How can XAI simplify MADRL for V2X resource allocation?
Explainable AI-aided Feature Selection and Model Reduction for DRL-based V2X Resource Allocation
January 24, 2025
https://arxiv.org/pdf/2501.13552This paper proposes an explainable AI (XAI) method to simplify deep reinforcement learning (DRL) models for resource allocation in vehicle-to-everything (V2X) communication. The goal is to maximize data rates for vehicle-to-network (V2N) and vehicle-to-vehicle (V2V) links while ensuring reliability, particularly for latency-sensitive V2V safety messages.
Key points for LLM-based multi-agent systems:
- Explainability and Simplification: Shapley Additive Explanations (SHAP) are used to identify and remove less important input features, simplifying the DRL model and speeding up training with minimal performance loss. This is relevant to LLM agents as input complexity can be a bottleneck.
- Multi-Agent Cooperation: The system uses a multi-agent DRL approach where each V2V transmitter acts as an agent, but they are trained centrally with a shared reward to encourage cooperation. This structure could be adapted for LLM agents collaborating on a shared task.
- Decentralized Execution: While training is centralized, the agents execute their learned policies independently, relevant to distributed LLM agent deployments.

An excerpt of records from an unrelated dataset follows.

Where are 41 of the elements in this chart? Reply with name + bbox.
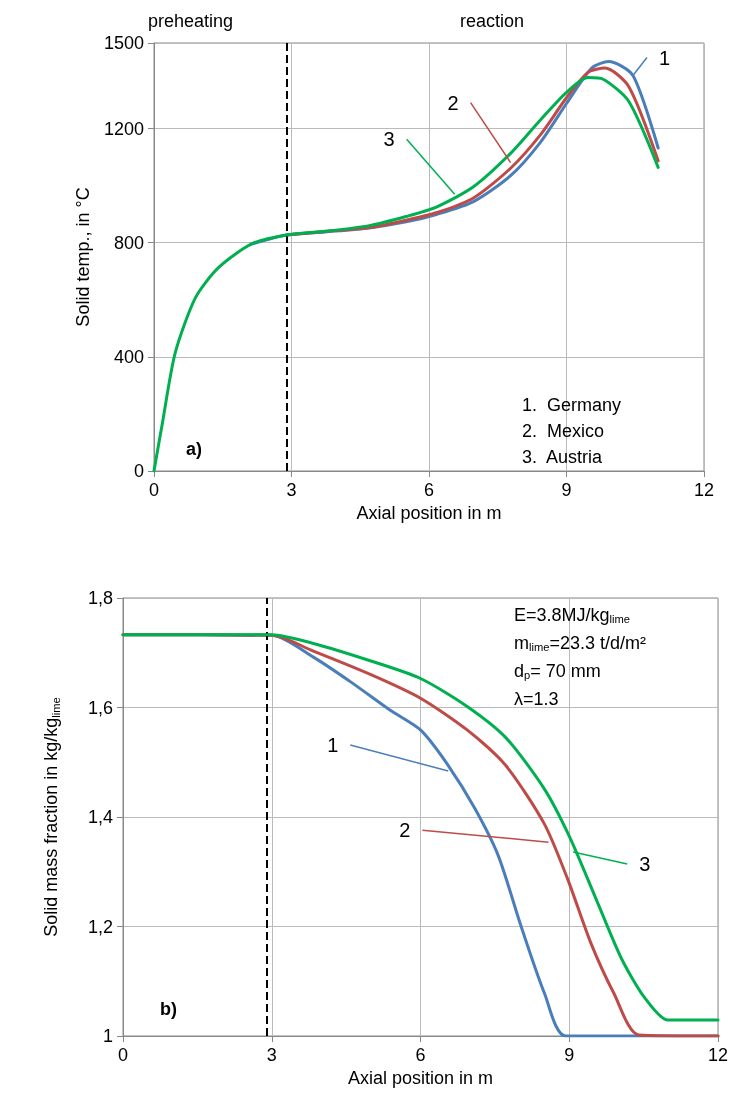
x-axis-title: Axial position in m — [347, 1067, 494, 1088]
annotation: E=3.8MJ/kglime — [514, 605, 631, 626]
y-axis-title: Solid temp., in °C — [73, 187, 93, 327]
x-tick-label: 12 — [707, 1045, 729, 1065]
x-tick-label: 9 — [561, 480, 572, 500]
y-tick-label: 1,4 — [87, 807, 113, 827]
y-tick-label: 1,2 — [87, 916, 113, 937]
annotation: 3. Austria — [522, 447, 604, 467]
annotation: 1 — [658, 46, 671, 69]
x-tick-label: 9 — [564, 1045, 575, 1065]
annotation: 3 — [383, 128, 395, 151]
y-tick-label: 1 — [102, 1026, 113, 1046]
x-tick-label: 0 — [148, 480, 160, 500]
x-tick-label: 3 — [266, 1045, 277, 1065]
annotation: 1 — [327, 734, 339, 757]
annotation: 3 — [639, 853, 651, 876]
y-tick-label: 0 — [133, 461, 144, 481]
y-tick-label: 1500 — [103, 33, 144, 53]
annotation: 2 — [447, 91, 459, 114]
x-tick-label: 3 — [286, 480, 297, 500]
y-tick-label: 1200 — [103, 118, 144, 139]
annotation: b) — [160, 999, 177, 1019]
y-axis-title: Solid mass fraction in kg/kglime — [41, 697, 62, 937]
y-tick-label: 1,8 — [87, 588, 113, 608]
y-tick-label: 400 — [113, 346, 144, 367]
x-tick-label: 12 — [693, 480, 715, 500]
annotation: 2 — [399, 819, 411, 842]
x-axis-title: Axial position in m — [356, 502, 502, 523]
y-tick-label: 1,6 — [87, 697, 113, 718]
line-series — [152, 76, 660, 473]
x-tick-label: 6 — [415, 1045, 426, 1065]
annotation: λ=1.3 — [514, 689, 559, 709]
annotation: mlime=23.3 t/d/m² — [514, 633, 647, 654]
annotation: dp= 70 mm — [514, 661, 601, 682]
x-tick-label: 6 — [423, 480, 435, 500]
annotation: 1. Germany — [522, 395, 622, 415]
text: preheating — [148, 11, 234, 31]
y-tick-label: 800 — [113, 232, 144, 253]
annotation: 2. Mexico — [522, 421, 605, 441]
annotation: a) — [186, 439, 203, 459]
text: reaction — [460, 11, 525, 31]
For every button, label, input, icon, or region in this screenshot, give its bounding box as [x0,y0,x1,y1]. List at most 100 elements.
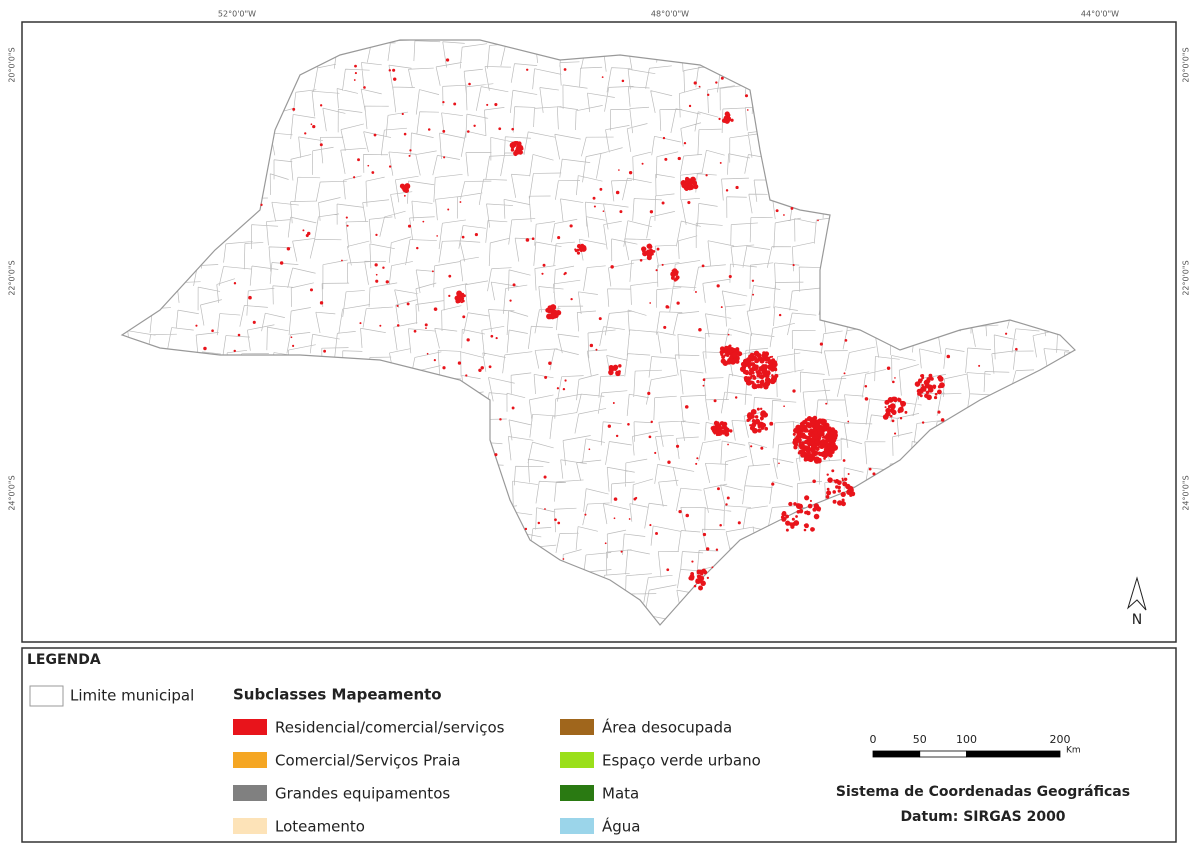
urban-area [889,399,893,403]
urban-area [486,103,489,106]
urban-area [788,522,793,527]
urban-area [427,128,431,131]
north-arrow [1127,576,1147,611]
urban-area [409,149,412,152]
urban-area [396,304,399,307]
urban-area [562,387,566,391]
urban-area [715,81,718,84]
urban-area [667,460,671,464]
legend-swatch [233,818,267,834]
urban-area [675,444,680,448]
latitude-label: 22°0'0"S [8,260,17,295]
urban-area [744,370,750,376]
urban-area [761,352,768,359]
urban-area [751,279,755,282]
urban-area [771,482,775,486]
urban-area [443,156,446,159]
urban-area [799,421,805,427]
urban-area [809,499,812,503]
urban-area [341,259,343,262]
urban-area [195,324,198,327]
urban-area [803,457,808,462]
urban-area [599,187,603,191]
urban-area [785,520,791,526]
urban-area [815,424,820,429]
urban-area [864,397,869,401]
urban-area [884,406,887,409]
urban-area [719,346,725,352]
urban-area [721,355,725,359]
urban-area [894,377,896,379]
urban-area [727,113,731,117]
urban-area [713,399,717,403]
urban-area [401,112,404,116]
urban-area [495,337,498,340]
latitude-label: 20°0'0"S [8,47,17,82]
urban-area [618,169,620,171]
urban-area [797,438,802,443]
urban-area [826,447,829,451]
scale-label: 0 [870,733,877,746]
urban-area [925,390,930,395]
urban-area [385,280,389,284]
urban-area [621,79,625,83]
scale-label: 100 [956,733,977,746]
urban-area [715,421,720,426]
urban-area [627,423,630,426]
urban-area [702,532,707,537]
urban-area [466,338,470,342]
urban-area [814,439,819,444]
urban-area [745,357,752,364]
urban-area [716,424,721,430]
urban-area [827,444,831,449]
urban-area [764,426,769,431]
legend-swatch [560,752,594,768]
urban-area [814,452,818,455]
urban-area [554,316,557,319]
urban-area [750,414,755,419]
urban-area [763,372,768,378]
urban-area [357,158,360,162]
urban-area [921,386,927,392]
urban-area [541,272,544,275]
urban-area [759,407,763,411]
urban-area [323,349,326,353]
urban-area [309,288,313,292]
legend-label: Limite municipal [70,687,194,705]
urban-area [926,379,931,383]
urban-area [592,196,596,200]
urban-area [785,528,789,532]
urban-area [715,433,719,437]
urban-area [795,515,798,518]
urban-area [319,143,323,147]
urban-area [462,315,466,319]
urban-area [526,68,529,71]
urban-area [740,361,746,367]
urban-area [515,142,518,145]
urban-area [550,315,555,320]
latitude-label: 24°0'0"S [8,475,17,510]
urban-area [545,307,551,313]
urban-area [576,251,581,255]
urban-area [737,357,740,360]
urban-area [442,129,446,133]
urban-area [392,68,396,72]
longitude-label: 44°0'0"W [1081,10,1119,19]
urban-area [899,400,904,404]
urban-area [465,374,468,377]
urban-area [517,149,523,155]
urban-area [850,491,856,497]
urban-area [584,513,587,516]
urban-area [510,148,515,152]
urban-area [804,447,807,450]
urban-area [663,325,667,329]
urban-area [761,422,767,428]
urban-area [661,201,665,205]
urban-area [620,550,623,553]
urban-area [814,456,820,462]
urban-area [304,132,307,135]
urban-area [806,435,812,441]
urban-area [699,576,705,581]
urban-area [937,384,942,389]
urban-area [615,370,620,376]
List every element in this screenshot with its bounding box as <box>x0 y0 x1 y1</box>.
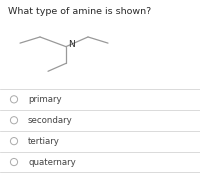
Text: tertiary: tertiary <box>28 137 60 146</box>
Text: N: N <box>68 40 75 49</box>
Text: What type of amine is shown?: What type of amine is shown? <box>8 7 151 16</box>
Text: secondary: secondary <box>28 116 73 125</box>
Text: primary: primary <box>28 95 62 104</box>
Text: quaternary: quaternary <box>28 158 76 166</box>
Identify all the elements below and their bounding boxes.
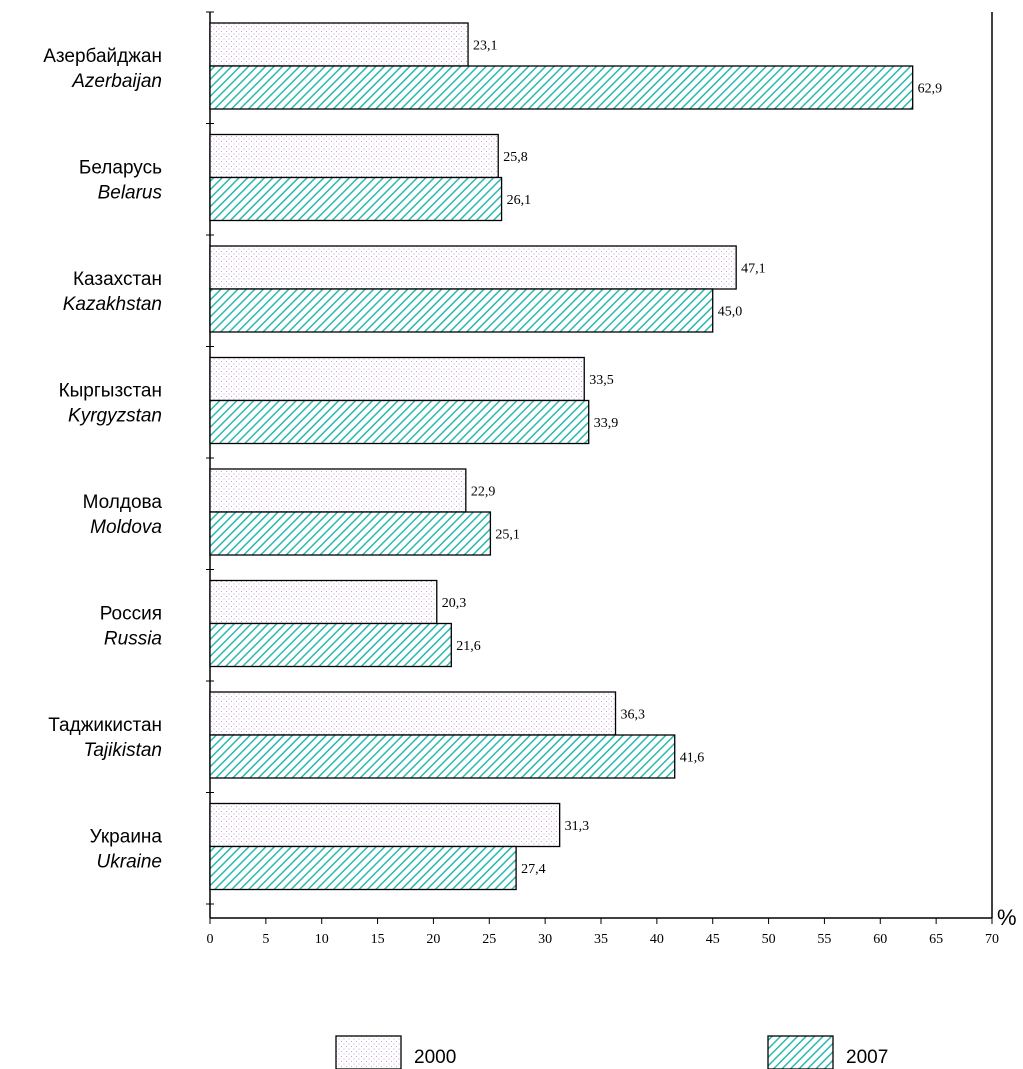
x-tick-label: 25 [482, 932, 496, 947]
bar-2000 [209, 245, 737, 290]
data-label: 33,9 [594, 416, 619, 431]
category-label: Азербайджан [43, 46, 162, 67]
x-tick-label: 65 [929, 932, 943, 947]
bar-2000 [209, 691, 617, 736]
data-label: 45,0 [718, 305, 743, 320]
bar-2007 [209, 734, 676, 779]
x-axis-unit-label: % [997, 905, 1017, 930]
bar-2000 [209, 468, 467, 513]
data-label: 36,3 [621, 708, 646, 723]
x-tick-label: 5 [262, 932, 269, 947]
x-tick-label: 55 [817, 932, 831, 947]
category-label-english: Kyrgyzstan [68, 405, 162, 426]
legend: 2000 2007 [335, 1035, 888, 1069]
data-label: 33,5 [589, 373, 614, 388]
data-label: 20,3 [442, 596, 467, 611]
bar-2007 [209, 65, 914, 110]
x-tick-label: 60 [873, 932, 887, 947]
bar-2007 [209, 288, 714, 333]
data-label: 23,1 [473, 39, 498, 54]
data-label: 62,9 [918, 82, 943, 97]
x-tick-label: 35 [594, 932, 608, 947]
plot-area: 0 5 10 15 20 25 30 35 40 45 50 55 60 65 70% Азербайджан… [43, 11, 1017, 947]
x-tick-label: 30 [538, 932, 552, 947]
legend-swatch-2000 [335, 1035, 402, 1069]
x-tick-label: 0 [207, 932, 214, 947]
category-label: Россия [100, 603, 162, 624]
bar-2007 [209, 176, 503, 222]
category-label-english: Azerbaijan [71, 71, 162, 92]
data-label: 22,9 [471, 485, 496, 500]
data-label: 25,1 [495, 528, 519, 543]
category-label-english: Tajikistan [83, 740, 162, 761]
bar-2000 [209, 356, 585, 402]
data-label: 21,6 [456, 639, 481, 654]
x-tick-label: 70 [985, 932, 999, 947]
data-label: 27,4 [521, 862, 546, 877]
bar-2007 [209, 845, 517, 891]
bar-2000 [209, 133, 499, 179]
category-label: Молдова [83, 492, 163, 513]
legend-swatch-2007 [767, 1035, 834, 1069]
data-label: 25,8 [503, 150, 528, 165]
bar-2000 [209, 579, 438, 625]
category-label-english: Belarus [98, 182, 163, 203]
x-tick-label: 20 [426, 932, 440, 947]
x-tick-label: 15 [371, 932, 385, 947]
category-label-english: Kazakhstan [63, 294, 162, 315]
data-label: 31,3 [565, 819, 590, 834]
x-tick-label: 10 [315, 932, 329, 947]
bar-2000 [209, 802, 561, 848]
bar-2007 [209, 622, 452, 668]
category-label-english: Moldova [90, 517, 162, 538]
category-label-english: Ukraine [97, 851, 162, 872]
bar-2000 [209, 22, 469, 67]
x-tick-label: 40 [650, 932, 664, 947]
legend-label: 2007 [846, 1047, 888, 1068]
data-label: 26,1 [507, 193, 532, 208]
category-label: Украина [90, 826, 163, 847]
legend-label: 2000 [414, 1047, 456, 1068]
category-label: Таджикистан [48, 715, 162, 736]
bar-2007 [209, 511, 492, 556]
bar-2007 [209, 399, 590, 445]
category-label: Беларусь [79, 157, 162, 178]
x-tick-label: 50 [762, 932, 776, 947]
category-label: Казахстан [73, 269, 162, 290]
category-label: Кыргызстан [59, 380, 162, 401]
category-label-english: Russia [104, 628, 162, 649]
data-label: 47,1 [741, 262, 766, 277]
data-label: 41,6 [680, 751, 705, 766]
x-tick-label: 45 [706, 932, 720, 947]
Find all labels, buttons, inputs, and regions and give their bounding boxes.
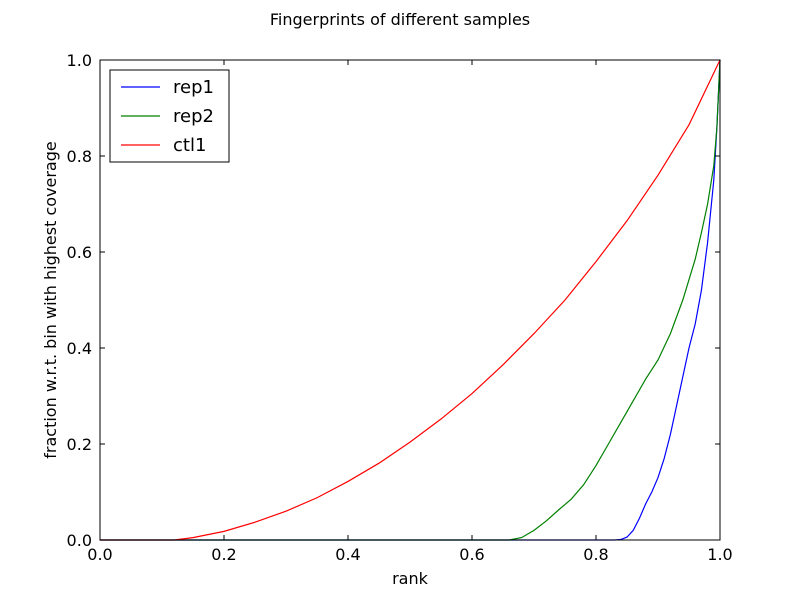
x-tick-label: 0.0 [87,545,112,564]
series-line-ctl1 [100,59,721,541]
plot-frame [99,59,721,541]
y-tick-label: 0.4 [67,339,92,358]
x-tick-label: 1.0 [707,545,732,564]
series-layer [100,59,721,541]
x-tick-label: 0.6 [459,545,484,564]
series-line-rep1 [100,59,721,541]
y-tick-label: 0.8 [67,147,92,166]
x-axis-label: rank [392,569,429,588]
series-line-rep2 [100,59,721,541]
y-tick-label: 1.0 [67,51,92,70]
chart-title: Fingerprints of different samples [270,10,530,29]
y-tick-label: 0.2 [67,435,92,454]
legend-label-ctl1: ctl1 [173,135,206,156]
y-axis-label: fraction w.r.t. bin with highest coverag… [41,141,60,458]
x-tick-label: 0.8 [583,545,608,564]
legend-label-rep1: rep1 [173,77,214,98]
x-tick-label: 0.4 [335,545,360,564]
legend-label-rep2: rep2 [173,106,214,127]
ticks-layer: 0.0 0.2 0.4 0.6 0.8 1.0 0.0 0.2 0.4 0.6 0.8 1.0 [67,51,733,564]
x-tick-label: 0.2 [211,545,236,564]
y-tick-label: 0.6 [67,243,92,262]
legend: rep1 rep2 ctl1 [109,69,230,163]
y-tick-label: 0.0 [67,531,92,550]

- Dynamic Environments: The paper addresses challenges related to dynamic vehicular networks, such as changing channel conditions and varying numbers of agents, which are analogous to dynamic contexts faced by LLM agents.
- Post-Hoc Explainability: The XAI method is applied after the agents are trained, offering insights into decision-making. This post-hoc analysis could be valuable for understanding LLM agent behavior.
- Simulation and Real-World Gap: The paper highlights potential challenges in translating simulation results to real-world V2X deployments. Similar considerations apply to deploying LLM agents in real-world applications. The paper suggests using "digital twins" for offline training and dynamic updates. This resonates with the use of simulated environments for bootstrapping and continuous improvement of LLM agents.